Now, let’s look at a typical Japanese knife. This one is my Shun 7″ Santoku:
The first thing you may notice is that it has no bolster.. And the handle shape is non-ergonomic, meaning it can be held in several different grips comfortably. The blade has little belly, allowing me to dice things so fine as to almost be granular, and is much thinner, especially near the spine. This makes the whole knife lighter, and allows for paper-thin slicing. The steel is a much harder Vanadium Stainless steel, layered between two softer steels. This allows it to take an almost shaving-sharp edge. It is harder to sharpen, but it goes right back to the hair-shaving factory edge. It is light, and very maneuverable, allowing it to be used for decorative cuts. The handle is one-piece micarta, with no spaces for bacteria to hide in. I’ve had this knife for about 5 years, and used it hard.
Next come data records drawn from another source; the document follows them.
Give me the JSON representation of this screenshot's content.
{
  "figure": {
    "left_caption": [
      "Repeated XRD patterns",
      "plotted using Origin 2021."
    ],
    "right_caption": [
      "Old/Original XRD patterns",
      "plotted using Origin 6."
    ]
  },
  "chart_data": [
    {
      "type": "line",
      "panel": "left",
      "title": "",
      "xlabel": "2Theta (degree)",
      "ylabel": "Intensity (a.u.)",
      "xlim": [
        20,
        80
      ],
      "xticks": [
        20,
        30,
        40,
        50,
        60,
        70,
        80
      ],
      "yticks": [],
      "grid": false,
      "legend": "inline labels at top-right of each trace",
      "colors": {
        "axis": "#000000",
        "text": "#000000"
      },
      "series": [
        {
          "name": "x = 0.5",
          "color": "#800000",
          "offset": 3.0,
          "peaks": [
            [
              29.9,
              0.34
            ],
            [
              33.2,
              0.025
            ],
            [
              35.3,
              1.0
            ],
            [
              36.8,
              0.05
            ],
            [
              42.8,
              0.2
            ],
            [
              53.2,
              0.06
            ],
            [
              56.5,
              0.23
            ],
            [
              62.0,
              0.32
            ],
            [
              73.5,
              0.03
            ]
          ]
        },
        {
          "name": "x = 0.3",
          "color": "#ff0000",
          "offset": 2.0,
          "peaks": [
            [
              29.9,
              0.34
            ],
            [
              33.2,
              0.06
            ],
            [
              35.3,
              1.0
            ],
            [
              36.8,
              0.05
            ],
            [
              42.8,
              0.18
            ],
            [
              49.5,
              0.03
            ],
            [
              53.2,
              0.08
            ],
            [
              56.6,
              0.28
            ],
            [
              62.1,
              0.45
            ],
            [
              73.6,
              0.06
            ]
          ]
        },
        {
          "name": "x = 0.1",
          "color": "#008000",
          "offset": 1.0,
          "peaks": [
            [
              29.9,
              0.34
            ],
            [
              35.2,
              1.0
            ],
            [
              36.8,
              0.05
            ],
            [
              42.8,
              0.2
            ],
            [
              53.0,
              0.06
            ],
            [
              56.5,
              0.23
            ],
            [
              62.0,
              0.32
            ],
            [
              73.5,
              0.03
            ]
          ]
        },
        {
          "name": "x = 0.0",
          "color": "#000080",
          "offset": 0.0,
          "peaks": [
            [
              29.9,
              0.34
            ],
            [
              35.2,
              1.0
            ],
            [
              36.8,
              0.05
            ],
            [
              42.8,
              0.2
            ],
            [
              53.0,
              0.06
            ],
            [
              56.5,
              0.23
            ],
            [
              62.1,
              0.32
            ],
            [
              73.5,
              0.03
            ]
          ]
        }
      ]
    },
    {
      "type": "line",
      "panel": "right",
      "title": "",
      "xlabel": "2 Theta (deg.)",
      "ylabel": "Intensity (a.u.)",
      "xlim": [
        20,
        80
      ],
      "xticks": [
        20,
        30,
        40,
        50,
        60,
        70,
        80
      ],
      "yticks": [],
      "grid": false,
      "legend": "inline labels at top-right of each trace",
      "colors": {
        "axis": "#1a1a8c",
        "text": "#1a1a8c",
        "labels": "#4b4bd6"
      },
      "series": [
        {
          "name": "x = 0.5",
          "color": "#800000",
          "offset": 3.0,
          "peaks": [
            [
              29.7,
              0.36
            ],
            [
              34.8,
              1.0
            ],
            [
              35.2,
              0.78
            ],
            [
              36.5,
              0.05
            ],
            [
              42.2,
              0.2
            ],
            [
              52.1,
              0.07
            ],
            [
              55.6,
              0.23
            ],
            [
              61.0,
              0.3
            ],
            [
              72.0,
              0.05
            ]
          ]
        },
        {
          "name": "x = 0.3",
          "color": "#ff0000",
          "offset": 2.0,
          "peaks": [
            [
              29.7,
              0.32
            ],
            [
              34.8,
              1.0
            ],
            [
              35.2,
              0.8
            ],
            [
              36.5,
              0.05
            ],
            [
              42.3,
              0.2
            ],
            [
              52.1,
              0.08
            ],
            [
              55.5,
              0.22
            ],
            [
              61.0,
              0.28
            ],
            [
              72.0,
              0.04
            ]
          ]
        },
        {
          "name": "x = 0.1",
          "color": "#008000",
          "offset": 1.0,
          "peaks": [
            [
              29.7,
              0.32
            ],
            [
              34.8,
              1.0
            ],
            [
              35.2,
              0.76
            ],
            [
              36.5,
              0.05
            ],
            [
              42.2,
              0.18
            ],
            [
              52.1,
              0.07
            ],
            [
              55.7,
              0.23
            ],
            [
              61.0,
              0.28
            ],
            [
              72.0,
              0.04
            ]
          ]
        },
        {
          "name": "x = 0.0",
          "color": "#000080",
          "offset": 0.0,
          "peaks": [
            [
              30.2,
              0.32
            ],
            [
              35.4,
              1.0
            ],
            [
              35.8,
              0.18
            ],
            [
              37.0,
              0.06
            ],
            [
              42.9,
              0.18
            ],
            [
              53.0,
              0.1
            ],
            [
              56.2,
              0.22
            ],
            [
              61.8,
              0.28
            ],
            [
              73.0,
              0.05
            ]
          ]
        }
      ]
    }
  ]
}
It still looks like new.
German knives are heavy and solid-feeling. They are good for extra tough jobs, like cutting frozen meat, through bones, etc…. They are not as sharp as the Japanese blades, and not as agile, but they will do jobs that may cause a delicate Japanese blade to fail (I have seen Japanese blades ‘chip’). Japanese knives are delicate, light, quick and agile. They are comfortable to use for long times, are much harder and sharper, and able to do more precise cutting.
Ideally, I would recommend having at least one good German, and one good Japanese knife. If I could only have one, I would probably lean towards the Japanese knives for their versatility. As far as price, there is not much difference. They all make knives in the $50.00-$100.00 range, up into the hand-made, custom range of $1000.00 and up. It just depends on what you want.
Now that you know a little more about knives, it may be easier to decide, “Should I buy German, or Japanese kitchen knives?”
Great article and introduction to Japanese knives, Joel 🙂 I would also add that many Japanese knives addressed for Western market have actually a ‘westernised’ blade – meaning, usually they are double bevel with octagonal or rounded handle, so it’s ambidextrous. The angle of a bevel in Japanese knives are also usually smaller than that of German knives. In typical Japanese knives where you have one bevel + handle shape such as D-shaped (so it’s either for left or right handed), the bevels are typically anywhere between 7 and 8 degrees. This allows to nicely slice through food, such as raw fish (sujihiki/yanagiba/deba knives), without damaging the cell walls, and therefore preserving the taste and texture.